Patient plans maintain references to the most recently completed verification activities, providing quick access to current plan status without querying verification endpoints.
latest_benefits_check
object
Contains details from the most recently completed benefit verification for this plan. This field remains null until at least one benefit verification has reached COMPLETE status. Updates automatically when newer verifications complete.
latest_eligibility_check
object
Contains details from the most recently completed eligibility verification for this plan. Similar to latest_benefits_check, this field is null until the first eligibility verification completes and updates automatically thereafter.
plan_eligibility_status
string
A derived status field representing the current plan eligibility based on the most recent verification (either benefit or eligibility check). When both verification types have completed, this field reflects whichever completed most recently. This provides a single field to determine current plan status without comparing timestamps.
These fields update automatically as verification processes complete—your integration does not need to manually maintain them.

Frequently Asked Questions

Can I modify member identification numbers after plan creation?

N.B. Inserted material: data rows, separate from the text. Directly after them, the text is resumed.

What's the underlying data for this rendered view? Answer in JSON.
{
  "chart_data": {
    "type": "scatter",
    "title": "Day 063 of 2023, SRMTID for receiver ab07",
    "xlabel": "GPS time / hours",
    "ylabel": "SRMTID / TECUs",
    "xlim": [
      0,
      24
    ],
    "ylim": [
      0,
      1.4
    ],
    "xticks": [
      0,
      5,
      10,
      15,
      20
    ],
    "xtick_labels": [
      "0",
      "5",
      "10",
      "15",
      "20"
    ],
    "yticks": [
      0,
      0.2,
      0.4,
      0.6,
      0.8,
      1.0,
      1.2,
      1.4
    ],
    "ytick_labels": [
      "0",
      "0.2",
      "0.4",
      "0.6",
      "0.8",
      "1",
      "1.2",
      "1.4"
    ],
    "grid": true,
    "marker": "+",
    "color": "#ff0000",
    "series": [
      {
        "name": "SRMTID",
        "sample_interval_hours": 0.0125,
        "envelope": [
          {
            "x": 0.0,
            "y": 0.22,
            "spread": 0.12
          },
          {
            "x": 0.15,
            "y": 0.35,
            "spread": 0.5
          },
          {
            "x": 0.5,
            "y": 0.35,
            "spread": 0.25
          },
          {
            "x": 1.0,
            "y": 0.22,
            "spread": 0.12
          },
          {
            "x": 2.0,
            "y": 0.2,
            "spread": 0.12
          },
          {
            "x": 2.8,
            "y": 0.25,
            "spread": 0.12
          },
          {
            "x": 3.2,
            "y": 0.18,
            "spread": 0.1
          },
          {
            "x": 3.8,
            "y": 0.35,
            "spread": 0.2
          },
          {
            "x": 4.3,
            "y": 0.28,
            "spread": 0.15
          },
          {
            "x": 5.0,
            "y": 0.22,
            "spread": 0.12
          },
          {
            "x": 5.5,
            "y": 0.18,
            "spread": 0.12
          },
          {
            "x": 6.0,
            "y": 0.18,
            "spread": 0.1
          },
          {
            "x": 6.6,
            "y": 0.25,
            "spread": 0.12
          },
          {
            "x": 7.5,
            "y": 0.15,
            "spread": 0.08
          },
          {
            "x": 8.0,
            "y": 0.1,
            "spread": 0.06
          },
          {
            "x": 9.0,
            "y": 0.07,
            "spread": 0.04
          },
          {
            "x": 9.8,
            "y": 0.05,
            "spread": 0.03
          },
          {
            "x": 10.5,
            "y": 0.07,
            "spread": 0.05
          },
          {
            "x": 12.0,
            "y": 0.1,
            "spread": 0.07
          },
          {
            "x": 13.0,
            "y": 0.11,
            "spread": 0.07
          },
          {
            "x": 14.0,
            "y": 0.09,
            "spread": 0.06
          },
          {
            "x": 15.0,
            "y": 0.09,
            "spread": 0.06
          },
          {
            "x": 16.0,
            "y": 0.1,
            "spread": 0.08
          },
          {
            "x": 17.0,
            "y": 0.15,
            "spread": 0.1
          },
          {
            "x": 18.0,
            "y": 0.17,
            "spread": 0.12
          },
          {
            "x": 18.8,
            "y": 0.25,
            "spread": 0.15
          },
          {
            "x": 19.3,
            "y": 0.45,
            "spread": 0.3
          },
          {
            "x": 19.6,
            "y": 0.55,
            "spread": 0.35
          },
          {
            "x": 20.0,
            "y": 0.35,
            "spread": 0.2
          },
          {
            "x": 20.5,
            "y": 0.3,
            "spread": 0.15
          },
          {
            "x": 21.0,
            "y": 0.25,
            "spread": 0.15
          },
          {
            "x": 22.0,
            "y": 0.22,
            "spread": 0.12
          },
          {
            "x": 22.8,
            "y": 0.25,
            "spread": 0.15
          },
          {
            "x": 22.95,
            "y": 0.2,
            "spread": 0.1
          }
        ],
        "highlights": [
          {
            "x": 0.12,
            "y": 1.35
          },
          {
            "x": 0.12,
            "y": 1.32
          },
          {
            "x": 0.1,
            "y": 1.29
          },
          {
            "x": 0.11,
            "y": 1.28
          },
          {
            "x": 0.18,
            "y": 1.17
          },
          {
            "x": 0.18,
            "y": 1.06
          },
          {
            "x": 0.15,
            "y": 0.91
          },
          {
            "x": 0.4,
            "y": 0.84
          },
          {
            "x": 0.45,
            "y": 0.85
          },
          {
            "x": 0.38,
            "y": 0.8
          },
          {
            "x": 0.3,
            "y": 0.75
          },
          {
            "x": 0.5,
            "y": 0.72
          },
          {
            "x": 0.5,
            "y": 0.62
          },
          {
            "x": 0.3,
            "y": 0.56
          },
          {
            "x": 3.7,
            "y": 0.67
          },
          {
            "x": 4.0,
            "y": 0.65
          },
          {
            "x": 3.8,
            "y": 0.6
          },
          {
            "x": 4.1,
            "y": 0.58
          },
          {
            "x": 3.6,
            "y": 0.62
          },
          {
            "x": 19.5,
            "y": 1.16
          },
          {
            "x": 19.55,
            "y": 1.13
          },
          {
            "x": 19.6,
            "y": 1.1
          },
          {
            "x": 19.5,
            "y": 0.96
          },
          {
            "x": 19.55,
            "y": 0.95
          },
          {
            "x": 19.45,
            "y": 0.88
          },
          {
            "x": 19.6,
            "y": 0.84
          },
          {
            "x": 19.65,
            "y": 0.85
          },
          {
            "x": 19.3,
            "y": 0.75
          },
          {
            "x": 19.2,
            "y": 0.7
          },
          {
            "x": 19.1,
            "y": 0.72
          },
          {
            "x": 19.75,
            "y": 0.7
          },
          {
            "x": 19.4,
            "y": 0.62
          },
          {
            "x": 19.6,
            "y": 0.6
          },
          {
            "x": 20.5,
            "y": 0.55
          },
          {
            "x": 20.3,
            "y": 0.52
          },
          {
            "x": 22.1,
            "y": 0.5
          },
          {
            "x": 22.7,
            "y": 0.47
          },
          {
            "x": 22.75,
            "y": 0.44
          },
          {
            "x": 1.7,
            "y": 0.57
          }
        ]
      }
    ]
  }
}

No. Member IDs (such as insurance policy numbers, member numbers, and subscriber IDs) cannot be changed after a patient plan is created. This immutability prevents potential misalignment between the plan record and existing verifications that reference those identifiers. If a patient’s insurance information changes (including member numbers), you must create a new patient plan with the updated information and archive the previous plan using one of the update strategies described above.

What happens to existing verifications when I replace a plan?

The behavior depends on your replacement approach: Manual Replacement (DELETE/POST): Existing in-progress verifications become orphaned when you delete the plan. Your integration should handle these records appropriately—either by withdrawing them explicitly or ensuring they complete before deleting the plan. Managed Replacement (PUT with REPLACE): The platform automatically withdraws all in-progress verifications for the old plan before creating the new one.

Should I archive old plans or delete them permanently?

All DELETE operations in the Spike Care API perform soft deletion (archival) rather than permanent deletion. Archived plans remain in the system for historical reference and reporting but are excluded from standard list queries. This ensures audit trail preservation while keeping active plan lists uncluttered.

How do I query for a patient’s active plans only?

The GET Patient Plans API returns active (non-archived) plans by default. To include archived plans in results, use the appropriate query parameter documented in the API reference.

Can I reuse a source_id after deleting a plan?

Yes. After archiving a plan, you can reuse its source_id for a new plan. This is particularly useful when using the PUT API pattern, as it enables true upsert semantics—the same source_id can refer to the current active plan regardless of how many times it has been replaced.

What fields ARE modifiable after plan creation?

Only the source_id field can be modified on an existing patient plan. This allows for correcting external identifier mappings without requiring plan replacement. All other plan attributes require the create-new/archive-old workflow described in this guide.